The term mini-beasts applies to various invertebrates such as insects, spiders, ants, butterflies, bees, wasps, and beetles. Many can be seen – and studied with the naked eye or a hand lens – on leaves, tree barks, in the soil, and in water. But this world of wonder and invention mostly goes on unobserved.
Take dragonflies and damselflies for example. These masters of the air are adapted to hunting while flying and can catch other flying insects in mid air. They have huge alien-like eyes, which help them spot insects from 12 metres away in almost any direction. When they attack their prey, their legs spread out.

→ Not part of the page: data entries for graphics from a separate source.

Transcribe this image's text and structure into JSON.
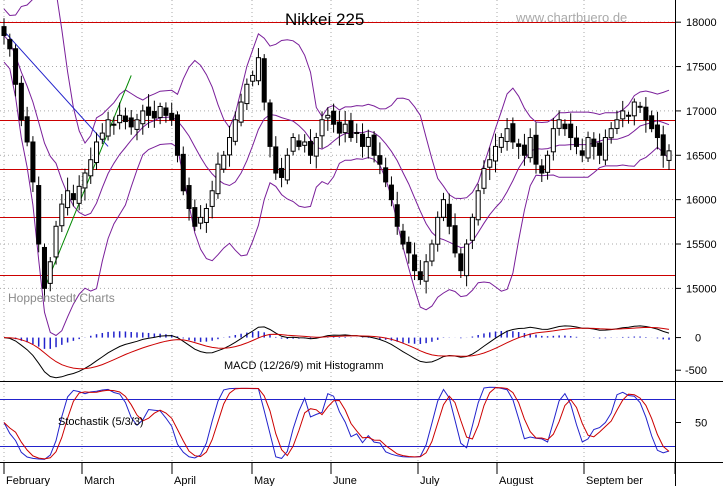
{
  "chart_data": [
    {
      "type": "candlestick",
      "title": "Nikkei 225",
      "source": "www.chartbuero.de",
      "watermark": "Hoppenstedt Charts",
      "ylim": [
        14700,
        18250
      ],
      "yticks": [
        15000,
        15500,
        16000,
        16500,
        17000,
        17500,
        18000
      ],
      "horizontal_lines": [
        18000,
        16900,
        16350,
        15800,
        15150
      ],
      "months": [
        "February",
        "March",
        "April",
        "May",
        "June",
        "July",
        "August",
        "Septem ber"
      ],
      "indicators": [
        "Bollinger Bands",
        "trend lines"
      ],
      "close_series": [
        17850,
        17700,
        17300,
        16900,
        16650,
        16200,
        15500,
        15000,
        15300,
        15700,
        15950,
        16100,
        16000,
        16150,
        16300,
        16450,
        16650,
        16750,
        16900,
        16850,
        16950,
        16880,
        16820,
        16900,
        17000,
        16950,
        16920,
        17050,
        16950,
        16900,
        16500,
        16100,
        15900,
        15700,
        15800,
        15900,
        16100,
        16400,
        16500,
        16700,
        16900,
        17100,
        17300,
        17400,
        17600,
        17100,
        16600,
        16300,
        16250,
        16500,
        16700,
        16600,
        16650,
        16500,
        16700,
        16900,
        16950,
        16850,
        16750,
        16850,
        16700,
        16750,
        16600,
        16700,
        16500,
        16400,
        16200,
        16000,
        15700,
        15500,
        15400,
        15200,
        15100,
        15300,
        15500,
        15800,
        16000,
        15700,
        15400,
        15200,
        15500,
        15800,
        16100,
        16350,
        16450,
        16600,
        16700,
        16800,
        16650,
        16600,
        16500,
        16700,
        16400,
        16300,
        16500,
        16800,
        16900,
        16800,
        16700,
        16600,
        16500,
        16700,
        16600,
        16500,
        16700,
        16800,
        16900,
        17000,
        16950,
        17100,
        17050,
        16900,
        16800,
        16700,
        16500,
        16550
      ]
    },
    {
      "type": "line",
      "title": "MACD (12/26/9) mit Histogramm",
      "ylim": [
        -650,
        300
      ],
      "yticks": [
        0,
        -500
      ]
    },
    {
      "type": "line",
      "title": "Stochastik  (5/3/3)",
      "ylim": [
        0,
        100
      ],
      "yticks": [
        50
      ],
      "horizontal_lines": [
        80,
        20
      ]
    }
  ],
  "colors": {
    "up_candle": "#ffffff",
    "down_candle": "#000000",
    "bands": "#7a1f9a",
    "hline": "#cc0000",
    "trend_blue": "#2222cc",
    "trend_green": "#008800",
    "signal_red": "#cc0000",
    "stoch_blue": "#2222cc",
    "grid": "#aaaaaa"
  }
}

When you see a female dragonfly hovering vertically and stabbing its abdomen into a water surface, it’s probably laying eggs. Dragonflies lay eggs either below the water surface or into plant material. And dragonflies skip the pupae stage of the life cycle altogether. Those nymphs that were brought into our office could molt as many as 15 times before emerging as adults.
Dragonflies are special. Like other mini-beasts they can provide hours of learning and fun for adults and children alike. If you want an enjoyable outdoor activity, then a mini-beast safari at a habitat nearby could be the thing for you. Children are fond of pond-dipping at the Sanctuary at Roche Caiman where they come up with all sorts of interesting insects to identify and study. You will find mini-beasts in your garden, in rivers, ponds, marshes, grass, woodlands, and the sea shore.
Not everyone is enamoured by the idea of looking at insects. And some can be pests and cause damage. But we can’t do without them altogether. Their ecological services are sometimes even crucial to our survival. They are an essential link in the food webs of the planet. The dragonflies for example help control mosquitoes and are in turn prey for birds and fish. More importantly, invertebrates help in recycling organic matter in many habitats. Some of them, such as bees, are so important as pollinators that it is said if bees were to disappear, man-kind would soon perish.
It’s important for us to discover the world around us, whether by physically observing it or by other means. Nothing beats actually lying in the mud, turning over a log, seating by a pond or even dipping into one and observing the life within.